Still, Kohl’s shares rose 4.5 percent, in part because the sales shortfall came from having a low level of clearance inventory. Stifel Nicolaus analyst Richard Jaffe said in a note that this would help profit margin.
Experts said much of retailers’ pain stemmed from the weather, and they took a brighter view of the rest of the year.
“We do believe the economy will look stronger this year as a whole,” said Michael Niemira, chief economist of the International Council of Shopping Centers. “The employment picture is likely to look a lot better.”
The Standard & Poor’s Retail Index was up 2.1 percent on Thursday, besting that S&P 500’s 1 percent gain. The retail index had been down more sharply so far in 2014 than the broader index, falling 9.3 percent through Wednesday.
Analysts expect a group of nine retailers that report comparable sales on a monthly basis to show a 2 percent rise for January, well below the 4.9 percent growth of a year earlier, according to Thomson Reuters.

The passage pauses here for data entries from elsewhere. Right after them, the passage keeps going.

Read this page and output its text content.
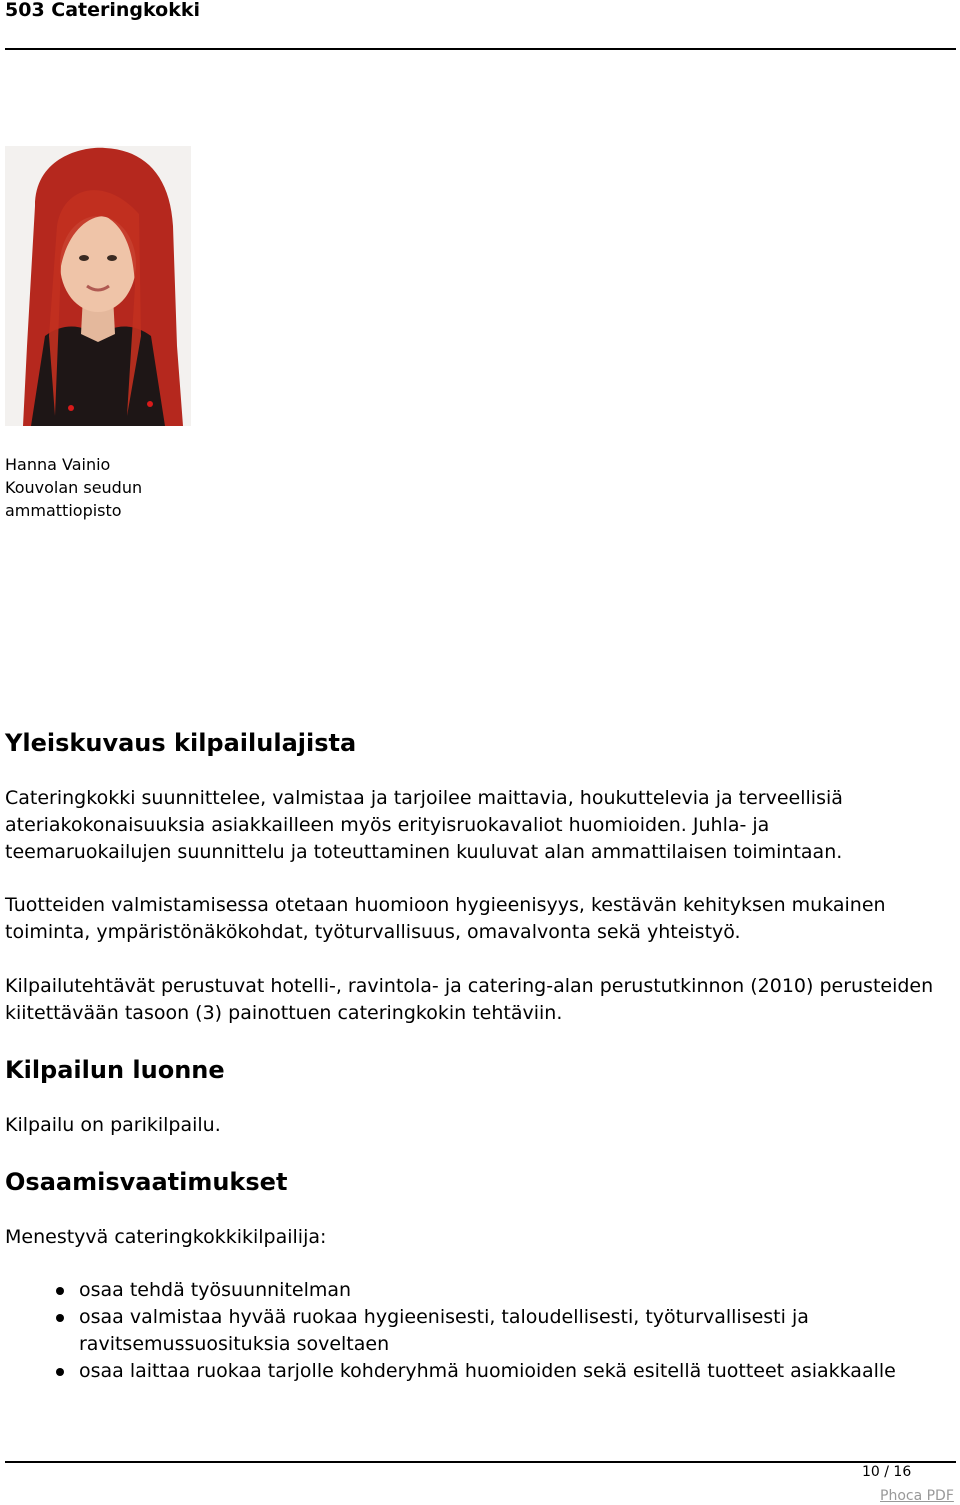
503 Cateringkokki
Hanna Vainio
Kouvolan seudun
ammattiopisto
Yleiskuvaus kilpailulajista
Cateringkokki suunnittelee, valmistaa ja tarjoilee maittavia, houkuttelevia ja terveellisiä
ateriakokonaisuuksia asiakkailleen myös erityisruokavaliot huomioiden. Juhla- ja
teemaruokailujen suunnittelu ja toteuttaminen kuuluvat alan ammattilaisen toimintaan.
Tuotteiden valmistamisessa otetaan huomioon hygieenisyys, kestävän kehityksen mukainen
toiminta, ympäristönäkökohdat, työturvallisuus, omavalvonta sekä yhteistyö.
Kilpailutehtävät perustuvat hotelli-, ravintola- ja catering-alan perustutkinnon (2010) perusteiden
kiitettävään tasoon (3) painottuen cateringkokin tehtäviin.
Kilpailun luonne
Kilpailu on parikilpailu.
Osaamisvaatimukset
Menestyvä cateringkokkikilpailija:
osaa tehdä työsuunnitelman
osaa valmistaa hyvää ruokaa hygieenisesti, taloudellisesti, työturvallisesti ja
ravitsemussuosituksia soveltaen
osaa laittaa ruokaa tarjolle kohderyhmä huomioiden sekä esitellä tuotteet asiakkaalle
10 / 16
Phoca PDF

Gap Inc will report after markets close.
Some chains managed to register sales gains, but those came either at the expense of rivals or profit margins.

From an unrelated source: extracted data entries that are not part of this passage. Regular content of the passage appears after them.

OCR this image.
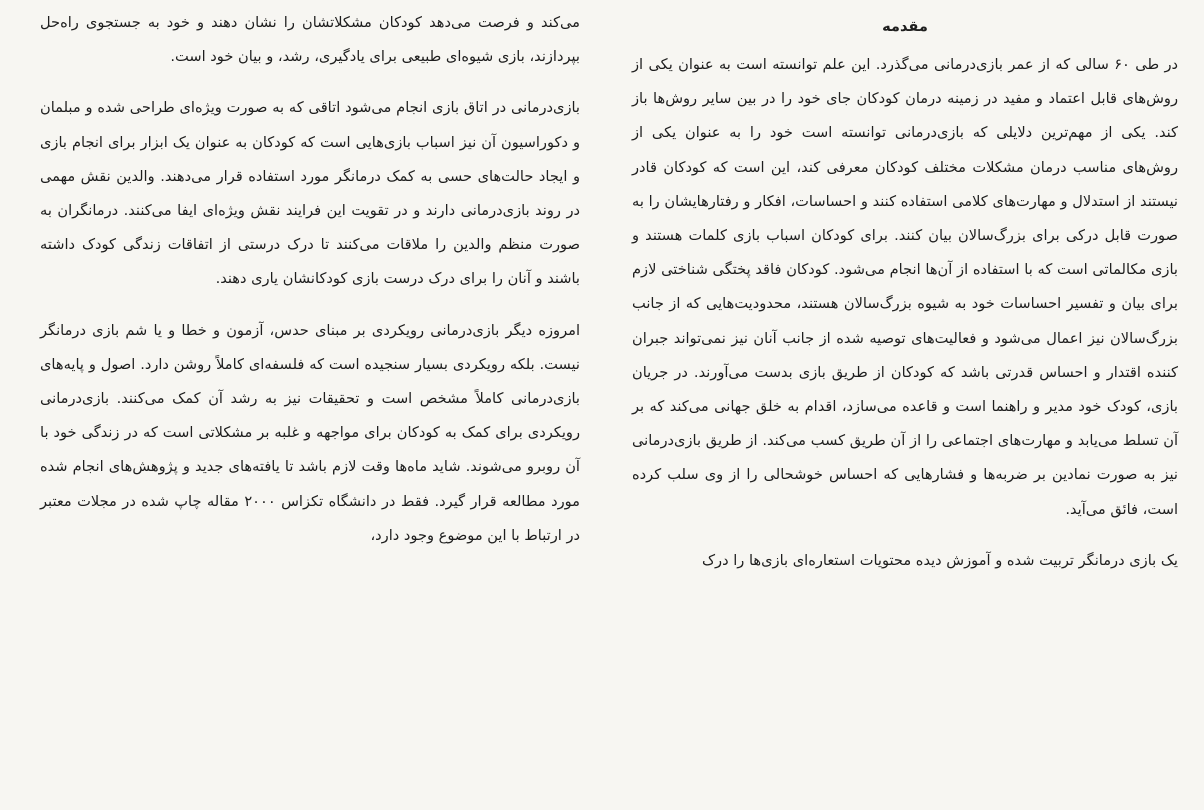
مقدمه

در طی ۶۰ سالی که از عمر بازی‌درمانی می‌گذرد. این علم توانسته است به عنوان یکی از روش‌های قابل اعتماد و مفید در زمینه درمان کودکان جای خود را در بین سایر روش‌ها باز کند. یکی از مهم‌ترین دلایلی که بازی‌درمانی توانسته است خود را به عنوان یکی از روش‌های مناسب درمان مشکلات مختلف کودکان معرفی کند، این است که کودکان قادر نیستند از استدلال و مهارت‌های کلامی استفاده کنند و احساسات، افکار و رفتارهایشان را به صورت قابل درکی برای بزرگ‌سالان بیان کنند. برای کودکان اسباب بازی کلمات هستند و بازی مکالماتی است که با استفاده از آن‌ها انجام می‌شود. کودکان فاقد پختگی شناختی لازم برای بیان و تفسیر احساسات خود به شیوه بزرگ‌سالان هستند، محدودیت‌هایی که از جانب بزرگ‌سالان نیز اعمال می‌شود و فعالیت‌های توصیه شده از جانب آنان نیز نمی‌تواند جبران کننده اقتدار و احساس قدرتی باشد که کودکان از طریق بازی بدست می‌آورند. در جریان بازی، کودک خود مدیر و راهنما است و قاعده می‌سازد، اقدام به خلق جهانی می‌کند که بر آن تسلط می‌یابد و مهارت‌های اجتماعی را از آن طریق کسب می‌کند. از طریق بازی‌درمانی نیز به صورت نمادین بر ضربه‌ها و فشارهایی که احساس خوشحالی را از وی سلب کرده است، فائق می‌آید.

یک بازی درمانگر تربیت شده و آموزش دیده محتویات استعاره‌ای بازی‌ها را درک

می‌کند و فرصت می‌دهد کودکان مشکلاتشان را نشان دهند و خود به جستجوی راه‌حل بپردازند، بازی شیوه‌ای طبیعی برای یادگیری، رشد، و بیان خود است.

بازی‌درمانی در اتاق بازی انجام می‌شود اتاقی که به صورت ویژه‌ای طراحی شده و مبلمان و دکوراسیون آن نیز اسباب بازی‌هایی است که کودکان به عنوان یک ابزار برای انجام بازی و ایجاد حالت‌های حسی به کمک درمانگر مورد استفاده قرار می‌دهند. والدین نقش مهمی در روند بازی‌درمانی دارند و در تقویت این فرایند نقش ویژه‌ای ایفا می‌کنند. درمانگران به صورت منظم والدین را ملاقات می‌کنند تا درک درستی از اتفاقات زندگی کودک داشته باشند و آنان را برای درک درست بازی کودکانشان یاری دهند.

امروزه دیگر بازی‌درمانی رویکردی بر مبنای حدس، آزمون و خطا و یا شم بازی درمانگر نیست. بلکه رویکردی بسیار سنجیده است که فلسفه‌ای کاملاً روشن دارد. اصول و پایه‌های بازی‌درمانی کاملاً مشخص است و تحقیقات نیز به رشد آن کمک می‌کنند. بازی‌درمانی رویکردی برای کمک به کودکان برای مواجهه و غلبه بر مشکلاتی است که در زندگی خود با آن روبرو می‌شوند. شاید ماه‌ها وقت لازم باشد تا یافته‌های جدید و پژوهش‌های انجام شده مورد مطالعه قرار گیرد. فقط در دانشگاه تکزاس ۲۰۰۰ مقاله چاپ شده در مجلات معتبر در ارتباط با این موضوع وجود دارد،
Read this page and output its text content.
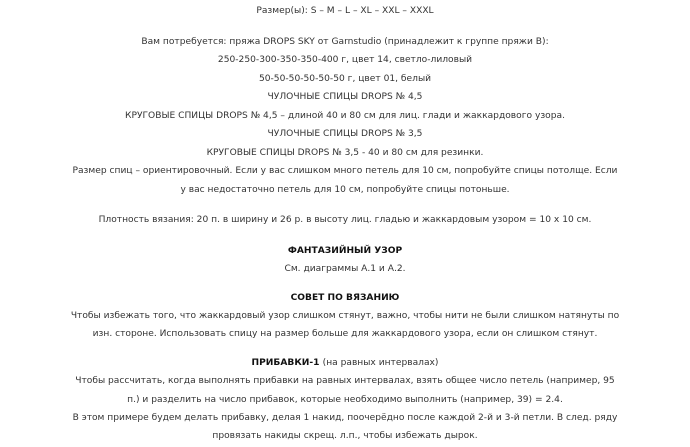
Размер(ы): S – M – L – XL – XXL – XXXL
Вам потребуется: пряжа DROPS SKY от Garnstudio (принадлежит к группе пряжи B):
250-250-300-350-350-400 г, цвет 14, светло-лиловый
50-50-50-50-50-50 г, цвет 01, белый
ЧУЛОЧНЫЕ СПИЦЫ DROPS № 4,5
КРУГОВЫЕ СПИЦЫ DROPS № 4,5 – длиной 40 и 80 см для лиц. глади и жаккардового узора.
ЧУЛОЧНЫЕ СПИЦЫ DROPS № 3,5
КРУГОВЫЕ СПИЦЫ DROPS № 3,5 - 40 и 80 см для резинки.
Размер спиц – ориентировочный. Если у вас слишком много петель для 10 см, попробуйте спицы потолще. Если
у вас недостаточно петель для 10 см, попробуйте спицы потоньше.
Плотность вязания: 20 п. в ширину и 26 р. в высоту лиц. гладью и жаккардовым узором = 10 х 10 см.
ФАНТАЗИЙНЫЙ УЗОР
См. диаграммы А.1 и А.2.
СОВЕТ ПО ВЯЗАНИЮ
Чтобы избежать того, что жаккардовый узор слишком стянут, важно, чтобы нити не были слишком натянуты по
изн. стороне. Использовать спицу на размер больше для жаккардового узора, если он слишком стянут.
ПРИБАВКИ-1 (на равных интервалах)
Чтобы рассчитать, когда выполнять прибавки на равных интервалах, взять общее число петель (например, 95
п.) и разделить на число прибавок, которые необходимо выполнить (например, 39) = 2.4.
В этом примере будем делать прибавку, делая 1 накид, поочерёдно после каждой 2-й и 3-й петли. В след. ряду
провязать накиды скрещ. л.п., чтобы избежать дырок.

Costco Wholesale Corp said its same-store sales rose 5 percent in January, with fresh food a popular item for its bargain-seeking members. That contrasted with a quarterly decline at rival Sam’s Club, a unit of Wal-Mart Stores Inc , and Costco’s shares rose 2.6 percent.
Victoria’s Secret parent L Brands Inc posted a much bigger-than-expected jump of 9 percent in comparable sales, sending its shares up nearly 5 percent.

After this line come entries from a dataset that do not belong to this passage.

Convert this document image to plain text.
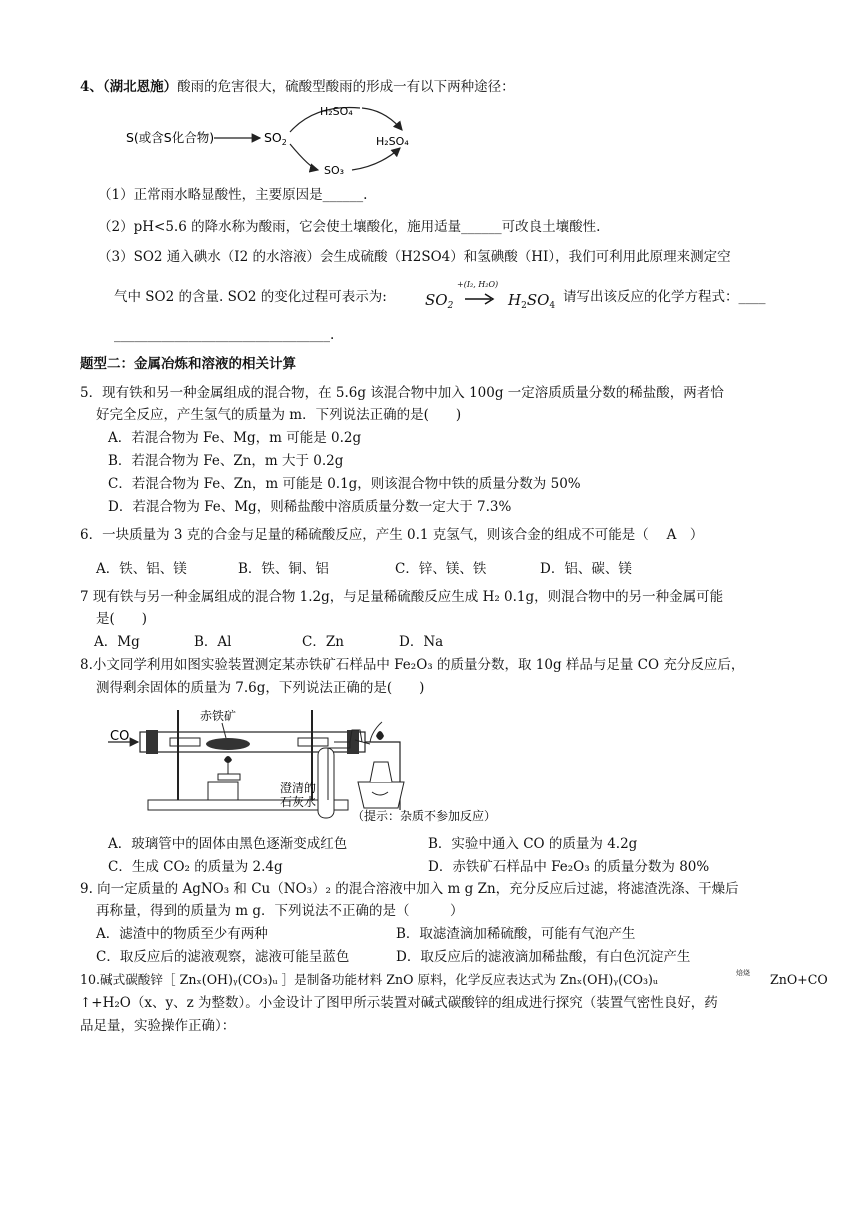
4、（湖北恩施）酸雨的危害很大，硫酸型酸雨的形成一有以下两种途径：
S(或含S化合物)	$SO_2$
H₂SO₄
H₂SO₄
SO₃
（1）正常雨水略显酸性，主要原因是______.
（2）pH<5.6 的降水称为酸雨，它会使土壤酸化，施用适量______可改良土壤酸性.
（3）SO2 通入碘水（I2 的水溶液）会生成硫酸（H2SO4）和氢碘酸（HI），我们可利用此原理来测定空
气中 SO2 的含量. SO2 的变化过程可表示为:	$SO_2$
+(I₂, H₂O)
$H_2SO_4$
请写出该反应的化学方程式：____
________________________________.
题型二：金属冶炼和溶液的相关计算
5．现有铁和另一种金属组成的混合物，在 5.6g 该混合物中加入 100g 一定溶质质量分数的稀盐酸，两者恰
好完全反应，产生氢气的质量为 m．下列说法正确的是(　　)
A．若混合物为 Fe、Mg，m 可能是 0.2g
B．若混合物为 Fe、Zn，m 大于 0.2g
C．若混合物为 Fe、Zn，m 可能是 0.1g，则该混合物中铁的质量分数为 50%
D．若混合物为 Fe、Mg，则稀盐酸中溶质质量分数一定大于 7.3%
6．一块质量为 3 克的合金与足量的稀硫酸反应，产生 0.1 克氢气，则该合金的组成不可能是（　 A　）
A．铁、铝、镁	B．铁、铜、铝	C．锌、镁、铁	D．铝、碳、镁
7 现有铁与另一种金属组成的混合物 1.2g，与足量稀硫酸反应生成 H₂ 0.1g，则混合物中的另一种金属可能
是(　　)
A．Mg	B．Al	C．Zn	D．Na
8.小文同学利用如图实验装置测定某赤铁矿石样品中 Fe₂O₃ 的质量分数，取 10g 样品与足量 CO 充分反应后，
测得剩余固体的质量为 7.6g，下列说法正确的是(　　)
CO
赤铁矿
澄清的
石灰水
（提示：杂质不参加反应）
A．玻璃管中的固体由黑色逐渐变成红色	B．实验中通入 CO 的质量为 4.2g
C．生成 CO₂ 的质量为 2.4g	D．赤铁矿石样品中 Fe₂O₃ 的质量分数为 80%
9. 向一定质量的 AgNO₃ 和 Cu（NO₃）₂ 的混合溶液中加入 m g Zn，充分反应后过滤，将滤渣洗涤、干燥后
再称量，得到的质量为 m g．下列说法不正确的是（　　　）
A．滤渣中的物质至少有两种	B．取滤渣滴加稀硫酸，可能有气泡产生
C．取反应后的滤液观察，滤液可能呈蓝色	D．取反应后的滤液滴加稀盐酸，有白色沉淀产生
10.碱式碳酸锌［ Znₓ(OH)ᵧ(CO₃)ᵤ ］是制备功能材料 ZnO 原料，化学反应表达式为 Znₓ(OH)ᵧ(CO₃)ᵤ	焙烧 ZnO+CO
↑+H₂O（x、y、z 为整数）。小金设计了图甲所示装置对碱式碳酸锌的组成进行探究（装置气密性良好，药
品足量，实验操作正确）：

But L Brands also said its profit margin would be much lower after it stepped up discounts and extended sales events. The retailer expects only modest sales gains in February.
The declining sales follow recent poor reports from many stores.
Baird analyst Mark Altschwager estimated that comparable sales at J.C. Penney Co Inc fell 3 percent last month. And last week, Wal-Mart said its profit for the fourth quarter ended Jan. 31 would come in at or slightly below its forecast.
Getting shoppers into stores was still a challenge for retailers. Walgreen Co managed to report a jump in comparable sales, but the drugstore chain’s traffic fell 2.2 percent.
The consumer mood soured last month. The Thomson Reuters/University of Michigan’s consumer sentiment index slipped to 81.2 in January from 82.5 in December. Confidence fell acutely among households with annual incomes below $75,000.
Also, the Dow Jones Industrial Index tumbled 5.3 percent in January, and the Standard & Poor’s 500 slid 3.6 percent, their worst monthly percentage declines since May 2012.
The weather was unforgiving, with record cold and heavy snow last month in the Midwest and Northeast.
Cato Corp, a chain of low-priced clothing stores; Fred’s Inc, which sells general merchandise; and Stein Mart Inc, an off-price clothing retailer, all blamed Mother Nature for declines in comparable sales.
Sterne Agee analyst Charles Grom said higher home heating bills could crimp consumer spending “well into April.”
Clothing chains that cater to teens had another dismal month in January. The Buckle reported a 6.6 percent drop in comparable sales, while at Zumiez Inc, they fell 7.6 percent. Wet Seal Inc’s comparable sales for the November-January quarter fell 16.5 percent, roughly twice the rate of decline a year earlier.